Остальные весело захихикали, предвкушая развлечение.
Хайяте снова замер, стиснув кулаки и глядя на обидчиков исподлобья. Он совсем не ожидал, что первый его визит в Академию приведет к таким последствиям… К тому же, он раньше почти не общался с другими детьми и толком не знал, что предпринять в сложившейся ситуации и как теперь себя вести. Впрочем, одно было очевидно: его явно посчитали беспомощным и слабым, исходя из болезненного внешнего вида. Эта мысль оказалась неожиданно обидной.
Какое другие имеют право судить его, совсем его не зная?
Гекко отбросил падавшую на глаза челку и негромко спросил:
- Чего вы хотите от меня?
- Во-о-от, уже совсем другой разговор! – с довольной ухмылкой протянул Котетсу.
Изумо забрал у него шарф и намотал на руку:
- Да, так уже гораздо интересней! Ты не думай, мы совсем не собираемся тебя обижать, мы просто хотим предложить тебе одну игру.
Хайяте еще раз окинул всех внимательным взглядом и уточнил, потому что от него явно ожидали именно этого:
- Какую?
Изумо улыбнулся еще невинней и открыл было рот, но тут вдруг из дальнего конца коридора донесся пронзительный девичий крик:
- А ну расступились все!!!
Дети от неожиданности послушались, и между их разошедшимися рядами прямо к Хайяте подлетела Югао. Гневно сверкнула глазами, заслонила его собой и, уперев кулаки в бедра, грозно рявкнула:
- Какого демона вы прицепились к моему брату?!
Ее короткие волосы смешно топорщились на затылке, как петушиный гребень.
Хайяте, совершенно не ожидавший ничего подобного, потрясенно заморгал.
- Ох, да это ведь бешеная Удзуки! – Котетсу со страдальческим видом закатил глаза.

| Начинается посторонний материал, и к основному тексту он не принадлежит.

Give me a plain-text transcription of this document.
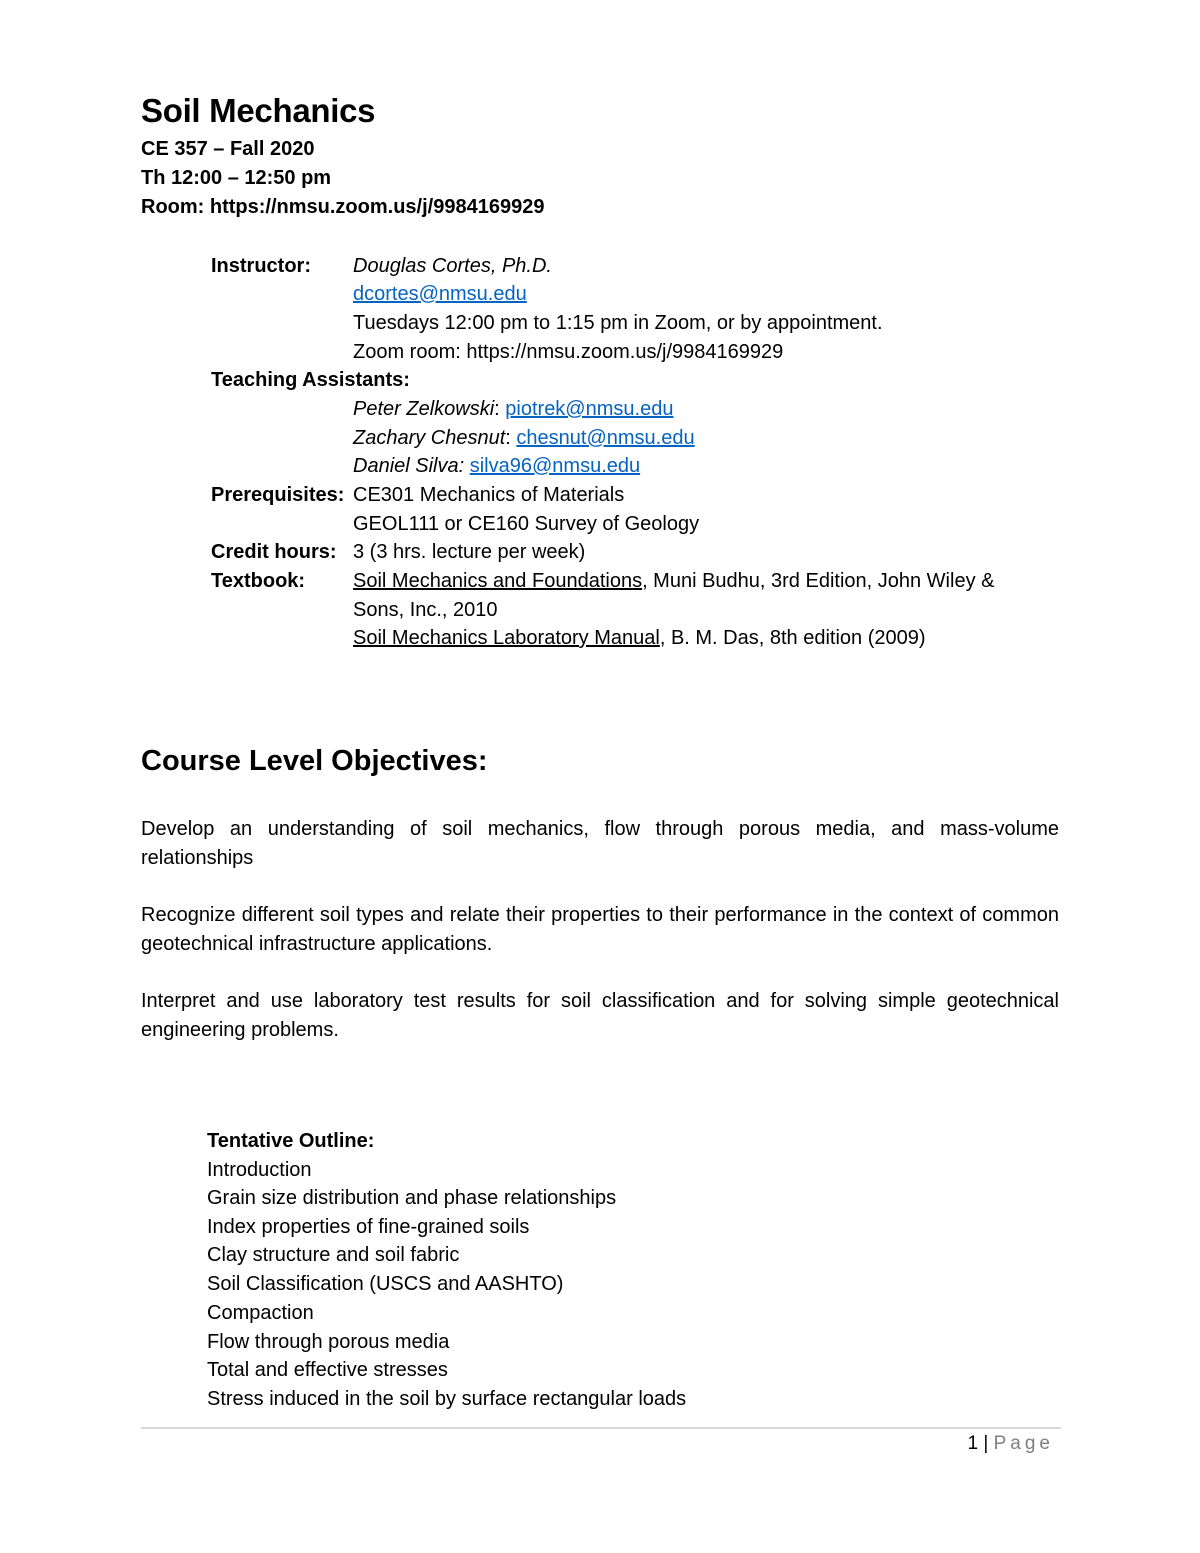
Soil Mechanics
CE 357 – Fall 2020
Th 12:00 – 12:50 pm
Room: https://nmsu.zoom.us/j/9984169929
Instructor: Douglas Cortes, Ph.D.
dcortes@nmsu.edu
Tuesdays 12:00 pm to 1:15 pm in Zoom, or by appointment.
Zoom room: https://nmsu.zoom.us/j/9984169929
Teaching Assistants:
Peter Zelkowski: piotrek@nmsu.edu
Zachary Chesnut: chesnut@nmsu.edu
Daniel Silva: silva96@nmsu.edu
Prerequisites: CE301 Mechanics of Materials
GEOL111 or CE160 Survey of Geology
Credit hours: 3 (3 hrs. lecture per week)
Textbook: Soil Mechanics and Foundations, Muni Budhu, 3rd Edition, John Wiley &
Sons, Inc., 2010
Soil Mechanics Laboratory Manual, B. M. Das, 8th edition (2009)
Course Level Objectives:
Develop an understanding of soil mechanics, flow through porous media, and mass-volume relationships
Recognize different soil types and relate their properties to their performance in the context of common geotechnical infrastructure applications.
Interpret and use laboratory test results for soil classification and for solving simple geotechnical engineering problems.
Tentative Outline:
Introduction
Grain size distribution and phase relationships
Index properties of fine-grained soils
Clay structure and soil fabric
Soil Classification (USCS and AASHTO)
Compaction
Flow through porous media
Total and effective stresses
Stress induced in the soil by surface rectangular loads
1 | Page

Изумо откинул с лица челку и удивленно посмотрел сначала на Югао, потом на Хайяте:
- Брату?.. Ну ничего себе!
Югао не удостоила их ответом, только громко фыркнула и повернулась к изумленному Гекко.
- Ну что смотришь на меня, как ворона на зеленую хурму? – она снова фыркнула и небрежно махнула рукой назад. – Прости, меня сенсей задержал… Познакомься, это Камизуки и Хагане, главная головная боль всей Академии, второгодники и редкостные придурки! Собрали вокруг себя целую банду и теперь считают себя самыми умными.
Остальные мальчишки возмущенно заговорили все разом, но Изумо остановил их взмахом руки.
- Удзуки, - ласково протянул он. – А мы, по правде, только тебя и ждали. Спасибо за такие лестные слова…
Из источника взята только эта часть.